Rachidi called the Democratic president’s plan a hodgepodge that lacks cohesiveness and clear priorities.
Siddiqi said there’s a lot to like in the plan, from universal preschool to limiting child care expenses to 7% of family income for lower-income families. He said the president could have done more to focus on the 0-3 age group.
“This is pretty indicative of where early childhood policy is in the states as well,” Siddiqi said. “We spend a lot of time working to expand preschool programs for 4-year-olds in particular, not giving enough … to the most critical years of development, which now seems like an obvious mistake.”
Rachidi agreed with that assessment and said the expansion of the federal child care subsidy program could contribute to the ongoing decline in home-based child care providers.
She said child care subsidies generally end up funding center-based care and are not as friendly to in-home providers because of the program’s focus on high quality ratings.
“Even if we get more federal funding, is it going to really reach the families that are most in need?” she said. “Those are the families who have non-standard work hours, who have infants, who need that in-home care.”
Key Issues for Reporters to Watch
During the session, panelists identified a number of important developments for reporters to watch and issues to keep in mind. They include:
- Are other communities developing proposals similar to Multnomah County’s? Holloway said Preschool For All is getting lots of calls from other communities interested in trying something similar. He also highlighted the Children’s Funding Project, a group that helps communities figure out how to finance early childhood efforts.
- Which of Biden’s early childhood care proposals are coming to fruition and will they end up benefiting families with the greatest needs? One example: Rachidi mentioned that adopting child tax credits that are refundable would benefit the lowest income families because that type of credit is available even to families who pay no taxes because they make too little.
- What revenue sources are cities, counties, and states using to fund early childhood and what are the pros and cons?

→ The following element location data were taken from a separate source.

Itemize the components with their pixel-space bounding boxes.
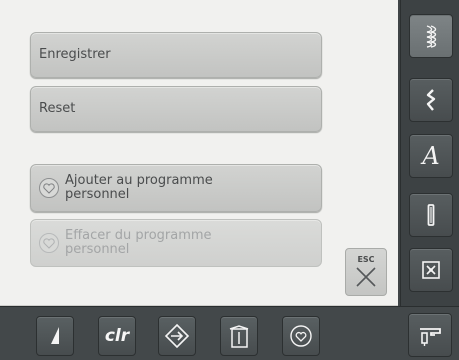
- personal-program-button[interactable]: [282, 316, 320, 356]
- esc-label: ESC: [357, 255, 375, 264]
- reset-button[interactable]: Reset: [30, 86, 322, 132]
- esc-button[interactable]: ESC: [345, 248, 387, 296]
- close-icon: [356, 267, 376, 287]
- save-button-label: Enregistrer: [39, 47, 111, 62]
- sewing-machine-icon: [420, 328, 441, 346]
- stitch-pattern-icon: [426, 25, 437, 48]
- sidebar-item-alphabets[interactable]: A: [409, 134, 453, 178]
- navigation-icon: [164, 323, 190, 349]
- remove-label-line1: Effacer du programme: [65, 228, 212, 243]
- add-label-line1: Ajouter au programme: [65, 173, 213, 188]
- main-panel: Enregistrer Reset Ajouter au programme p…: [0, 0, 398, 306]
- clear-button[interactable]: clr: [98, 316, 136, 356]
- sidebar-item-utility[interactable]: [409, 78, 453, 122]
- stitch-alteration-button[interactable]: [36, 316, 74, 356]
- zigzag-stitch-icon: [426, 89, 436, 111]
- remove-from-personal-program-button[interactable]: Effacer du programme personnel: [30, 219, 322, 267]
- alphabet-icon: A: [422, 142, 440, 170]
- sidebar-item-stitches[interactable]: [409, 14, 453, 58]
- navigation-button[interactable]: [158, 316, 196, 356]
- bottom-toolbar: clr: [0, 306, 459, 360]
- tutorial-icon: [229, 325, 249, 348]
- add-to-personal-program-button[interactable]: Ajouter au programme personnel: [30, 164, 322, 212]
- tutorial-button[interactable]: [220, 316, 258, 356]
- heart-icon: [39, 233, 59, 253]
- sidebar-item-buttonholes[interactable]: [409, 193, 453, 237]
- remove-label-line2: personnel: [65, 242, 130, 257]
- quilt-stitch-icon: [422, 261, 440, 279]
- sidebar-item-quilting[interactable]: [409, 248, 453, 292]
- sewing-machine-button[interactable]: [408, 313, 452, 357]
- right-toolbar: A: [400, 0, 459, 306]
- heart-icon: [39, 178, 59, 198]
- clear-icon: clr: [104, 326, 130, 346]
- buttonhole-icon: [427, 204, 435, 226]
- add-label-line2: personnel: [65, 187, 130, 202]
- reset-button-label: Reset: [39, 101, 76, 116]
- save-button[interactable]: Enregistrer: [30, 32, 322, 78]
- personal-program-icon: [290, 325, 312, 347]
- stitch-alteration-icon: [51, 327, 59, 344]
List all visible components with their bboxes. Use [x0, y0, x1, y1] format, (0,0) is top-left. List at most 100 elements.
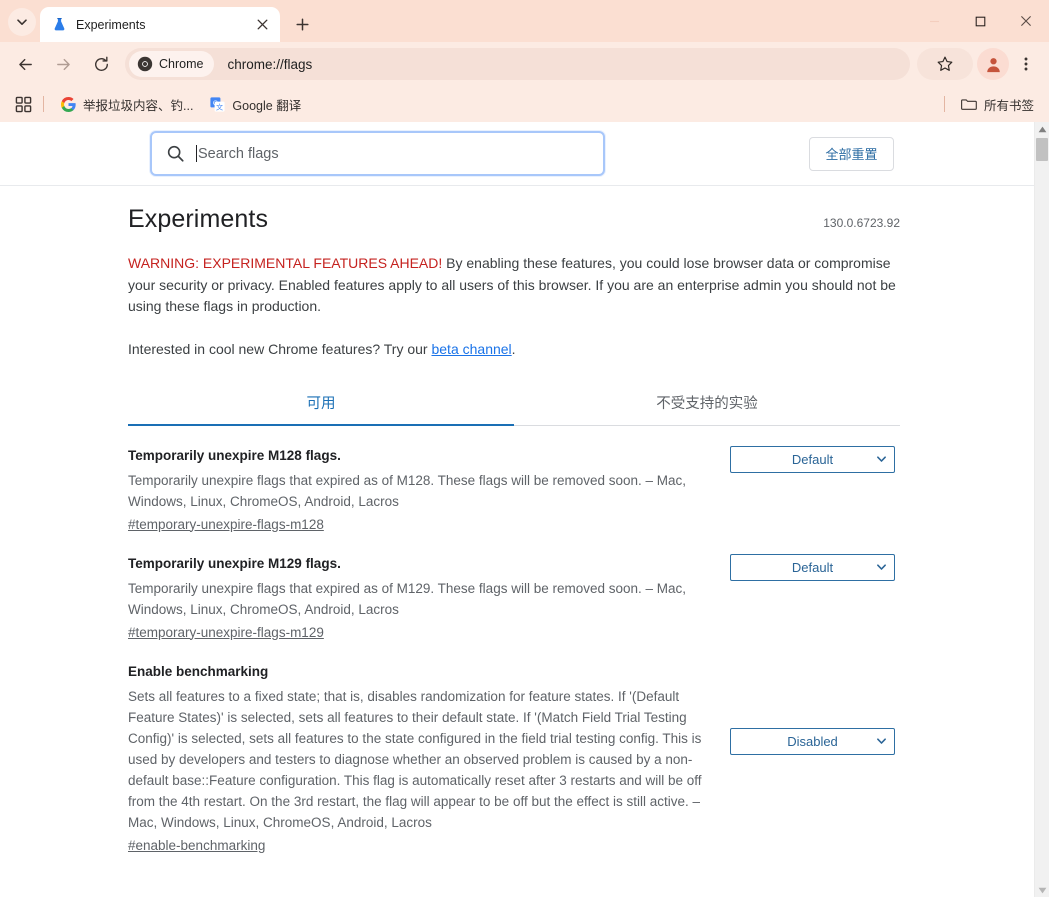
scrollbar-thumb[interactable]	[1036, 138, 1048, 161]
omnibox-chip-label: Chrome	[159, 57, 204, 71]
flag-row: Enable benchmarking Sets all features to…	[128, 642, 900, 855]
arrow-right-icon	[56, 58, 70, 70]
maximize-button[interactable]	[957, 0, 1003, 42]
flag-select-container: Default	[720, 553, 900, 581]
bookmark-item-1[interactable]: G 文 Google 翻译	[202, 91, 308, 117]
apps-grid-icon	[15, 96, 31, 112]
page-title-row: Experiments 130.0.6723.92	[128, 205, 900, 234]
tab-title: Experiments	[76, 17, 146, 32]
reload-icon	[94, 56, 108, 71]
beta-channel-link[interactable]: beta channel	[431, 341, 511, 357]
tab-strip: Experiments	[0, 0, 1049, 42]
triangle-down-icon	[1038, 887, 1046, 893]
flag-state-select[interactable]: Default	[730, 445, 895, 473]
page-scrollbar[interactable]	[1034, 122, 1049, 897]
arrow-left-icon	[18, 58, 32, 70]
flag-anchor-link[interactable]: #temporary-unexpire-flags-m129	[128, 625, 324, 640]
page-title: Experiments	[128, 205, 269, 233]
reload-button[interactable]	[85, 48, 117, 80]
profile-avatar-button[interactable]	[977, 48, 1009, 80]
search-icon	[166, 144, 186, 163]
tab-available[interactable]: 可用	[128, 382, 514, 426]
chrome-version: 130.0.6723.92	[823, 216, 900, 230]
bookmark-label: Google 翻译	[232, 98, 302, 113]
bookmark-star-button[interactable]	[917, 48, 973, 80]
google-translate-icon: G 文	[209, 96, 225, 112]
maximize-icon	[975, 16, 985, 26]
close-icon	[1021, 16, 1031, 26]
tab-unsupported[interactable]: 不受支持的实验	[514, 382, 900, 425]
tab-available-label: 可用	[306, 395, 336, 412]
folder-icon	[961, 96, 977, 112]
window-controls	[911, 0, 1049, 42]
flag-title: Temporarily unexpire M128 flags.	[128, 447, 341, 463]
all-bookmarks-label: 所有书签	[983, 98, 1034, 113]
profile-avatar-icon	[986, 57, 1000, 72]
flag-info: Temporarily unexpire M129 flags. Tempora…	[128, 554, 720, 642]
new-tab-button[interactable]	[288, 10, 316, 38]
browser-toolbar: Chrome chrome://flags	[0, 42, 1049, 86]
chevron-down-icon	[17, 19, 27, 25]
chrome-logo-icon	[137, 56, 153, 72]
search-input[interactable]: Search flags	[150, 131, 605, 176]
chevron-down-icon	[876, 454, 887, 465]
three-dots-vertical-icon	[1024, 57, 1028, 71]
flag-state-value: Default	[791, 559, 834, 575]
beta-text-before: Interested in cool new Chrome features? …	[128, 340, 432, 357]
bookmarks-divider	[43, 96, 44, 112]
chevron-down-icon	[876, 562, 887, 573]
flag-row: Temporarily unexpire M128 flags. Tempora…	[128, 426, 900, 534]
tab-close-button[interactable]	[252, 15, 272, 35]
chevron-down-icon	[876, 736, 887, 747]
warning-headline: WARNING: EXPERIMENTAL FEATURES AHEAD!	[128, 255, 443, 271]
omnibox-chrome-chip[interactable]: Chrome	[129, 51, 215, 77]
bookmark-label: 举报垃圾内容、钓...	[83, 98, 194, 113]
reset-all-label: 全部重置	[825, 147, 878, 162]
warning-paragraph: WARNING: EXPERIMENTAL FEATURES AHEAD! By…	[128, 253, 900, 318]
omnibox-url-text: chrome://flags	[227, 56, 313, 72]
bookmarks-bar: 举报垃圾内容、钓... G 文 Google 翻译 所有书签	[0, 86, 1049, 122]
text-caret	[196, 145, 197, 162]
svg-text:文: 文	[216, 102, 223, 111]
flag-title: Enable benchmarking	[128, 663, 269, 679]
flag-state-select[interactable]: Default	[730, 553, 895, 581]
apps-shortcut-button[interactable]	[10, 91, 36, 117]
beta-channel-paragraph: Interested in cool new Chrome features? …	[128, 339, 900, 360]
all-bookmarks-button[interactable]: 所有书签	[954, 91, 1041, 117]
bookmarks-divider-right	[943, 96, 945, 112]
reset-all-button[interactable]: 全部重置	[809, 136, 894, 171]
close-icon	[257, 19, 267, 30]
bookmark-item-0[interactable]: 举报垃圾内容、钓...	[53, 91, 200, 117]
back-button[interactable]	[9, 48, 41, 80]
minimize-icon	[929, 20, 939, 22]
flag-description: Sets all features to a fixed state; that…	[128, 688, 702, 830]
browser-menu-button[interactable]	[1011, 48, 1041, 80]
browser-window: Experiments Chrome chrome://flags 举报垃圾内容…	[0, 0, 1049, 897]
flag-select-container: Disabled	[720, 662, 900, 755]
tab-search-button[interactable]	[8, 8, 36, 36]
flags-content-inner: Experiments 130.0.6723.92 WARNING: EXPER…	[128, 186, 900, 855]
flag-anchor-link[interactable]: #temporary-unexpire-flags-m128	[128, 517, 324, 532]
flags-tabs: 可用 不受支持的实验	[128, 382, 900, 426]
forward-button[interactable]	[47, 48, 79, 80]
flask-icon	[51, 17, 67, 33]
page-viewport: Search flags 全部重置 Experiments 130.0.6723…	[0, 122, 1049, 897]
google-g-icon	[60, 96, 76, 112]
minimize-button[interactable]	[911, 0, 957, 42]
address-bar[interactable]: Chrome chrome://flags	[125, 48, 910, 80]
flag-title: Temporarily unexpire M129 flags.	[128, 555, 341, 571]
search-placeholder: Search flags	[198, 145, 279, 162]
flag-state-value: Disabled	[787, 733, 838, 749]
close-window-button[interactable]	[1003, 0, 1049, 42]
flags-search-header: Search flags 全部重置	[0, 122, 1049, 186]
tab-unsupported-label: 不受支持的实验	[656, 395, 758, 412]
flag-row: Temporarily unexpire M129 flags. Tempora…	[128, 534, 900, 642]
triangle-up-icon	[1038, 126, 1046, 132]
scrollbar-down-button[interactable]	[1035, 883, 1049, 897]
scrollbar-up-button[interactable]	[1035, 122, 1049, 136]
flags-content: Experiments 130.0.6723.92 WARNING: EXPER…	[0, 186, 1049, 897]
browser-tab-experiments[interactable]: Experiments	[40, 7, 280, 42]
flag-state-select[interactable]: Disabled	[730, 727, 895, 755]
flag-anchor-link[interactable]: #enable-benchmarking	[128, 838, 265, 853]
flag-state-value: Default	[791, 451, 834, 467]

Siddiqi said when the economy tanked last year, Virginia officials had to switch gears in funding early childhood efforts. Their latest plan involves marijuana tax revenue — an uncomfortable fit for some early childhood advocates. Holloway noted that the Preschool For All Coalition looked at a variety of funding sources before deciding on income tax. Some don’t yield much money, he said, (e.g. restaurant taxes), others fluctuate too much with the economy (e.g. capital gains taxes), and some are just politically unpopular (e.g. sales taxes. Oregon currently has no sales tax.)